4. “Do I want to pay more?” It may sound odd but sometimes paying more can save money. The 2013 ING International Survey on Homes and Mortgages found that a vast majority of people in Europe who found it easy to pay their mortgages were not paying them back as quickly as they could. At times of low interest rates especially, this can be a missed opportunity. Some homeowners might have good reasons not to pay more – particularly if struggling to make ends meet or if related fees are high. However, many people may simply be sticking with what they have always done – lulled into a sense of inertia.

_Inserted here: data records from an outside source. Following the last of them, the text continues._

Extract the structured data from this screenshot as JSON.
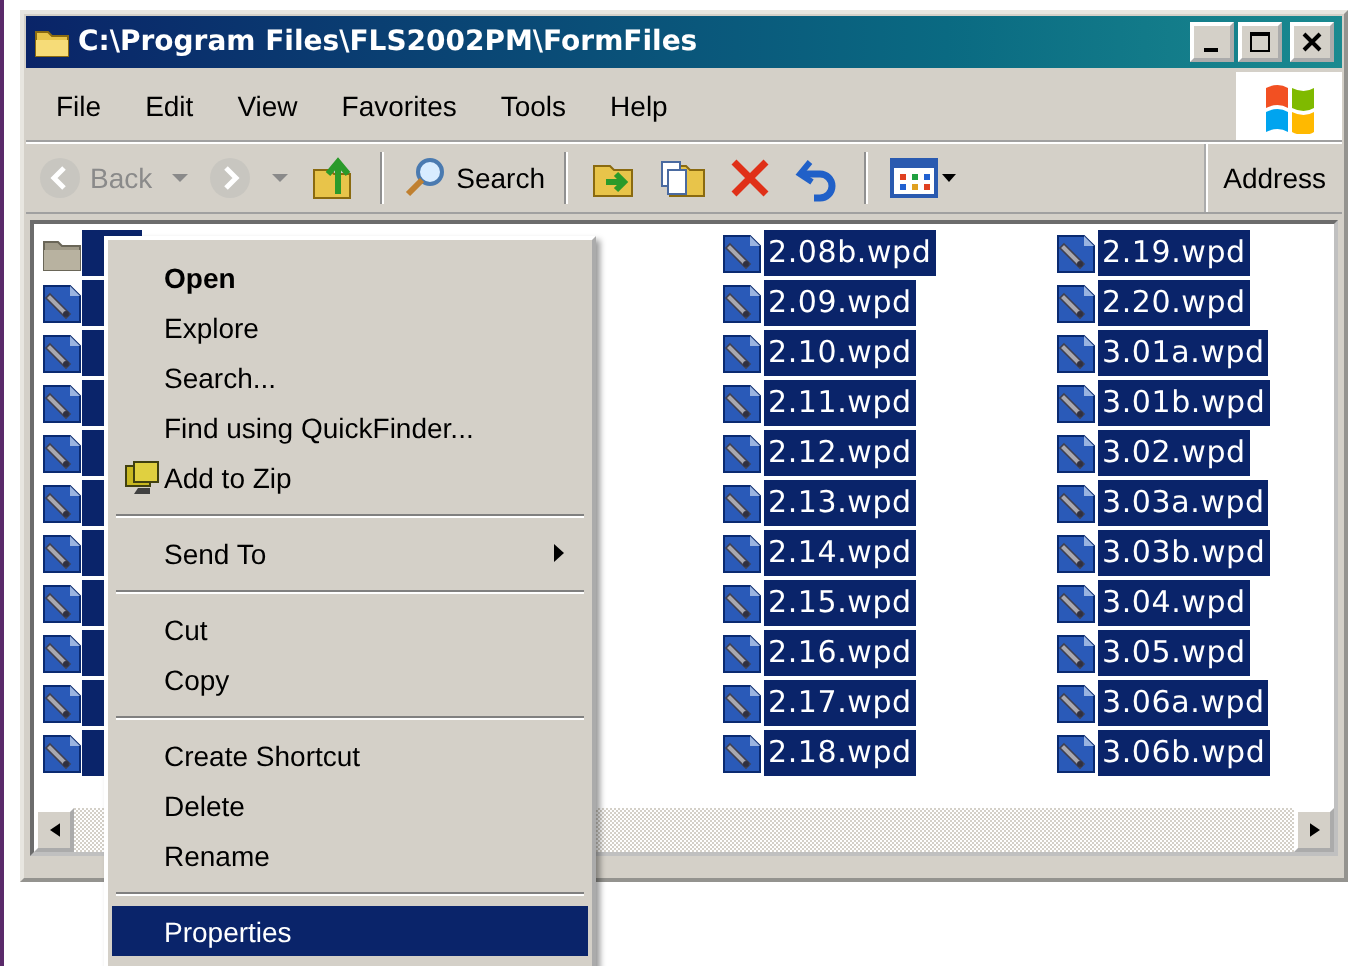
{
  "window": {
    "title": "C:\\Program Files\\FLS2002PM\\FormFiles"
  },
  "menu_bar": [
    "File",
    "Edit",
    "View",
    "Favorites",
    "Tools",
    "Help"
  ],
  "toolbar": {
    "back": {
      "label": "Back",
      "disabled": true
    },
    "forward": {
      "disabled": true
    },
    "search": {
      "label": "Search"
    },
    "address": {
      "label": "Address"
    }
  },
  "files": {
    "columns": [
      {
        "items": [
          {
            "kind": "folder",
            "selected": true
          },
          {
            "kind": "file",
            "selected": true
          },
          {
            "kind": "file",
            "selected": true
          },
          {
            "kind": "file",
            "selected": true
          },
          {
            "kind": "file",
            "selected": true
          },
          {
            "kind": "file",
            "selected": true
          },
          {
            "kind": "file",
            "selected": true
          },
          {
            "kind": "file",
            "selected": true
          },
          {
            "kind": "file",
            "selected": true
          },
          {
            "kind": "file",
            "selected": true
          },
          {
            "kind": "file",
            "selected": true
          }
        ]
      },
      {
        "items": [
          {
            "kind": "file",
            "name": "2.08b.wpd",
            "selected": true
          },
          {
            "kind": "file",
            "name": "2.09.wpd",
            "selected": true
          },
          {
            "kind": "file",
            "name": "2.10.wpd",
            "selected": true
          },
          {
            "kind": "file",
            "name": "2.11.wpd",
            "selected": true
          },
          {
            "kind": "file",
            "name": "2.12.wpd",
            "selected": true
          },
          {
            "kind": "file",
            "name": "2.13.wpd",
            "selected": true
          },
          {
            "kind": "file",
            "name": "2.14.wpd",
            "selected": true
          },
          {
            "kind": "file",
            "name": "2.15.wpd",
            "selected": true
          },
          {
            "kind": "file",
            "name": "2.16.wpd",
            "selected": true
          },
          {
            "kind": "file",
            "name": "2.17.wpd",
            "selected": true
          },
          {
            "kind": "file",
            "name": "2.18.wpd",
            "selected": true
          }
        ]
      },
      {
        "items": [
          {
            "kind": "file",
            "name": "2.19.wpd",
            "selected": true
          },
          {
            "kind": "file",
            "name": "2.20.wpd",
            "selected": true
          },
          {
            "kind": "file",
            "name": "3.01a.wpd",
            "selected": true
          },
          {
            "kind": "file",
            "name": "3.01b.wpd",
            "selected": true
          },
          {
            "kind": "file",
            "name": "3.02.wpd",
            "selected": true
          },
          {
            "kind": "file",
            "name": "3.03a.wpd",
            "selected": true
          },
          {
            "kind": "file",
            "name": "3.03b.wpd",
            "selected": true
          },
          {
            "kind": "file",
            "name": "3.04.wpd",
            "selected": true
          },
          {
            "kind": "file",
            "name": "3.05.wpd",
            "selected": true
          },
          {
            "kind": "file",
            "name": "3.06a.wpd",
            "selected": true
          },
          {
            "kind": "file",
            "name": "3.06b.wpd",
            "selected": true
          }
        ]
      }
    ]
  },
  "context_menu": {
    "items": [
      {
        "kind": "item",
        "label": "Open",
        "default": true,
        "selected": false
      },
      {
        "kind": "item",
        "label": "Explore",
        "default": false,
        "selected": false
      },
      {
        "kind": "item",
        "label": "Search...",
        "default": false,
        "selected": false
      },
      {
        "kind": "item",
        "label": "Find using QuickFinder...",
        "default": false,
        "selected": false
      },
      {
        "kind": "icon_item",
        "label": "Add to Zip",
        "default": false,
        "selected": false
      },
      {
        "kind": "separator"
      },
      {
        "kind": "submenu",
        "label": "Send To",
        "default": false,
        "selected": false
      },
      {
        "kind": "separator"
      },
      {
        "kind": "item",
        "label": "Cut",
        "default": false,
        "selected": false
      },
      {
        "kind": "item",
        "label": "Copy",
        "default": false,
        "selected": false
      },
      {
        "kind": "separator"
      },
      {
        "kind": "item",
        "label": "Create Shortcut",
        "default": false,
        "selected": false
      },
      {
        "kind": "item",
        "label": "Delete",
        "default": false,
        "selected": false
      },
      {
        "kind": "item",
        "label": "Rename",
        "default": false,
        "selected": false
      },
      {
        "kind": "separator"
      },
      {
        "kind": "item",
        "label": "Properties",
        "default": false,
        "selected": true
      }
    ]
  }
}
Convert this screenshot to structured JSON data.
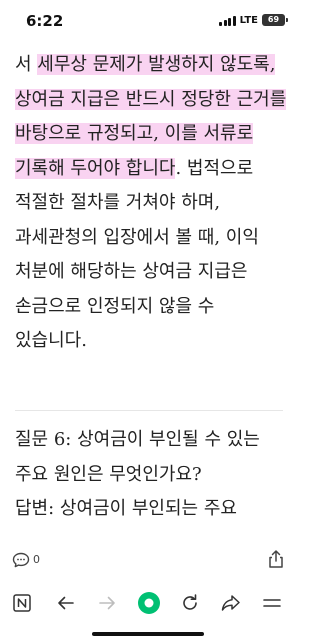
{
  "status_bar": {
    "time": "6:22",
    "network": "LTE",
    "battery": "69"
  },
  "article": {
    "paragraph": [
      {
        "text": "서 ",
        "highlight": false
      },
      {
        "text": "세무상 문제가 발생하지 않도록, 상여금 지급은 반드시 정당한 근거를 바탕으로 규정되고, 이를 서류로 기록해 두어야 합니다",
        "highlight": true
      },
      {
        "text": ". 법적으로 적절한 절차를 거쳐야 하며, 과세관청의 입장에서 볼 때, 이익 처분에 해당하는 상여금 지급은 손금으로 인정되지 않을 수 있습니다.",
        "highlight": false
      }
    ],
    "question": "질문 6: 상여금이 부인될 수 있는 주요 원인은 무엇인가요?",
    "answer_partial": "답변: 상여금이 부인되는 주요"
  },
  "comments": {
    "count": "0"
  },
  "colors": {
    "highlight": "#f9d3f1",
    "accent": "#00c073"
  },
  "bottom_nav": [
    "naver-n-icon",
    "back-icon",
    "forward-icon",
    "green-dot-icon",
    "refresh-icon",
    "share-arrow-icon",
    "menu-icon"
  ]
}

5. Keep today’s news in perspective If news reports say house prices are rising, a prospective buyer might feel pushed to get in quick and buy now. But it can pay to stop for a moment and ask if availability bias is having an impact. Fresh news typically stands out more when making a decision – something more important may be missed as a result. In the house price example, looking at price movements over a much longer period of time, perhaps several years or decades, can put today’s news into perspective. Remember: prices of individual homes can be much more volatile than the house price indices suggest, as Dillow blogs.
6. Beware the neighbours There’s a lot to like about living in a street with helpful neighbours. What might not seem so obvious is that their habits may rub off on you. A famous Dutch study suggests that if a neighbour wins a new car, others in the street are more likely to buy one too. Known as a peer effect – or keeping up with the Joneses – it means buying in a fancy area can end up costing more than expected.